DATAREP-38. Memory layout

The following code computes a Fibonacci number.

#include <cerrno>
#include <getopt.h>
#include <cstdio>
#include <cstdlib>
#include <cstring>
#include <unistd.h>

// copied from <cstdio> for your reference:
#define EOF (-1)

// copied from <getopt.h> for your reference:
extern int optind;

static void usage() {
    fprintf(stderr, "Usage: ./fib NUMBER\n");
    exit(1);
}

unsigned long fib(unsigned long n) {
    if (n < 2) {
        return n;
    } else {
        unsigned long tmp1 = fib(n - 1);
        unsigned long tmp2 = fib(n - 2);
        return tmp1 + tmp2;
    }
}

int main(int argc, char *argv[]) {
    // process command line options
    char ch;
    while ((ch = getopt(argc, argv, "h")) != EOF) {
        switch (ch) {
        case 'h':
        case '?':
        default:
            usage();
        }
    }

    // skip processed options
    argc -= optind;
    argv += optind;

    // require 1 argument
    if (argc != 1) {
        usage();
    }

    // parse argument
    unsigned long n = strtoul(strdup(argv[0]), nullptr, 10);
    if (n == 0 && errno == EINVAL) {
        usage();
    }

    // print fib(n)
    unsigned long f = fib(n);
    printf("fib(%lu) = %lu\n", n, f);
}

QUESTION DATAREP-38A. What are fib(0), fib(1), and fib(2)?

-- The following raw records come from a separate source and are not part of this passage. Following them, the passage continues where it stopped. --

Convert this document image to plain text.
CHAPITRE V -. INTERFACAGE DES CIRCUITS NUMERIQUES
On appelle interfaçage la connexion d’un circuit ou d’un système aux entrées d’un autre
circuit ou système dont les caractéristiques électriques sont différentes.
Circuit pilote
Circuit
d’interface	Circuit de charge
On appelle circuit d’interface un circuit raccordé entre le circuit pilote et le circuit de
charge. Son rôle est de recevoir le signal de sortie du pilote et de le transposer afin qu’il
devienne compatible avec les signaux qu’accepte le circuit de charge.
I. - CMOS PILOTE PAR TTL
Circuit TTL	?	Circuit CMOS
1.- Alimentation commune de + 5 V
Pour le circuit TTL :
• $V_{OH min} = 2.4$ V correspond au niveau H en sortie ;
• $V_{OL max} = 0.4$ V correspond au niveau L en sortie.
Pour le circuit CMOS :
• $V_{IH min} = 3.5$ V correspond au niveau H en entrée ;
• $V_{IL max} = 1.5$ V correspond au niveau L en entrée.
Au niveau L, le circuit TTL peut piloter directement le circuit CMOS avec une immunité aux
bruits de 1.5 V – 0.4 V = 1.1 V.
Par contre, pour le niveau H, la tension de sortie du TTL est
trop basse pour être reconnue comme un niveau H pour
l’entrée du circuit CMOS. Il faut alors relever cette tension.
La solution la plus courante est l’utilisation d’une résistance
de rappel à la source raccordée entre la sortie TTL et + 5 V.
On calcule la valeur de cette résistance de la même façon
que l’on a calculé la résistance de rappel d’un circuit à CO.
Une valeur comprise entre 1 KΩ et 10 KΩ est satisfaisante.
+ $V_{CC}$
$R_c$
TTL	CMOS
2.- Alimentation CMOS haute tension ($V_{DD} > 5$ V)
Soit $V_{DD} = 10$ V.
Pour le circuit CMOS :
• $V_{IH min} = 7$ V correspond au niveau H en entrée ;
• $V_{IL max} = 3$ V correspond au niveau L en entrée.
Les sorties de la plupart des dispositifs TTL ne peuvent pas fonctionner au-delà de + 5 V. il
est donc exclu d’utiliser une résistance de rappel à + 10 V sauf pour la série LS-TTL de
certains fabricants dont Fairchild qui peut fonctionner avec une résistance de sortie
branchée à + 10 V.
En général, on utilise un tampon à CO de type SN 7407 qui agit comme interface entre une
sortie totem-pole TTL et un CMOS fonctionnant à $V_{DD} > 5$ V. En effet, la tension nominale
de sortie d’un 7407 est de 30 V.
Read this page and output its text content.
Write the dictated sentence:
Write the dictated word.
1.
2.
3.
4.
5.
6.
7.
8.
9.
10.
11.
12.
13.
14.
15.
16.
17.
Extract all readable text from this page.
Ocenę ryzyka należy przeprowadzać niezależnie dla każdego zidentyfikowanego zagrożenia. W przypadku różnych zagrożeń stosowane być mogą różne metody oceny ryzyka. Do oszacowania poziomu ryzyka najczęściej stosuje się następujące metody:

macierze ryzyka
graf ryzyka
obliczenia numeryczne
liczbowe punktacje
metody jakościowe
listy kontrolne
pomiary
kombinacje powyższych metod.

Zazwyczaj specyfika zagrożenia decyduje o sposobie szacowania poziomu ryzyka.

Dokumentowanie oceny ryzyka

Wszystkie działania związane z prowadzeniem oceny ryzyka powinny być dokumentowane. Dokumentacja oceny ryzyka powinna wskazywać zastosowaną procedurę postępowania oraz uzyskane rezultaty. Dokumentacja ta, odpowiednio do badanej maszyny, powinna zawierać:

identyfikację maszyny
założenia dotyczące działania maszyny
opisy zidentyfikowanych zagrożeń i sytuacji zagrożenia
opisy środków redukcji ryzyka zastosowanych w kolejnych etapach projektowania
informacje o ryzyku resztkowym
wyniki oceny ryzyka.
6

0, 1, and 1, respectively. Since 0 < 2 and 1 < 2, line 18 means fib(0) == 0 and fib(1) == 1. fib(2) equals fib(0) + fib(1), which is 0 + 1 == 1.

QUESTION DATAREP-38B. What are sizeof(fib(0)), sizeof(fib(1)), and sizeof(fib(2))?

8, 8, and 8. sizeof(EXPRESSION) means the same thing as sizeof(TYPE OF EXPRESSION), which here is sizeof(unsigned long) == 8.

For parts C–I, select from the list below the part of memory that best describes where you will find the object.

1. In the heap
2. In the stack
3. Between the heap and the stack
4. In a read-only data segment
5. In a code segment
6. In a read/write data segment

QUESTION DATAREP-38C. The string "fib(%lu) = %lu\n" (line 58).

This is a C string constant, which has type const char*. These kinds of objects are stored in read-only data segments (#4).

QUESTION DATAREP-38D. optind (line 12)

This object is global, because it’s declared outside of any function. All global objects are stored in a global data segment. This object’s type is int, so it is writable, and is stored in a read/write data segment (#6).

QUESTION DATAREP-38E. tmp1 (line 23)

tmp1 is a local variable, and all local variables are stored on the stack (#2).

QUESTION DATAREP-38F. fib (lines 1-6)

This function is stored in the executable’s code segment (#5).

QUESTION DATAREP-38G. strdup (line 51)

All functions are represented as instructions stored in memory. Those instructions are typically stored in a code segment (#5). However, strdup is a library function, and if such functions are defined in a shared library, they are often loaded at an address between the heap and the stack (#3).

QUESTION DATAREP-38I. The string being passed to strtoul (line 51). (Read the manual page for strdup first!)

The argument to strtoul is returned from strdup, and strdup “returns a pointer to a new string which is a duplicate of the string s. Memory for the new string is obtained with malloc”. Thus, this argument is a pointer into the heap (#1).

QUESTION DATAREP-38J. Does this program contain a memory leak?

Yes! The string allocated and returned by strdup is never freed, so it is leaked, and a leak-checking sanitizer will warn about it.

QUESTION DATAREP-38H. Consider a call to fib(10) that was called from fib(11). Will fib(10)’s tmp1 variable have a larger, smaller, or equal address as fib(11)’s?

Smaller. Stacks grow down, so local variables in a callee function will have smaller addresses than local variables in the caller.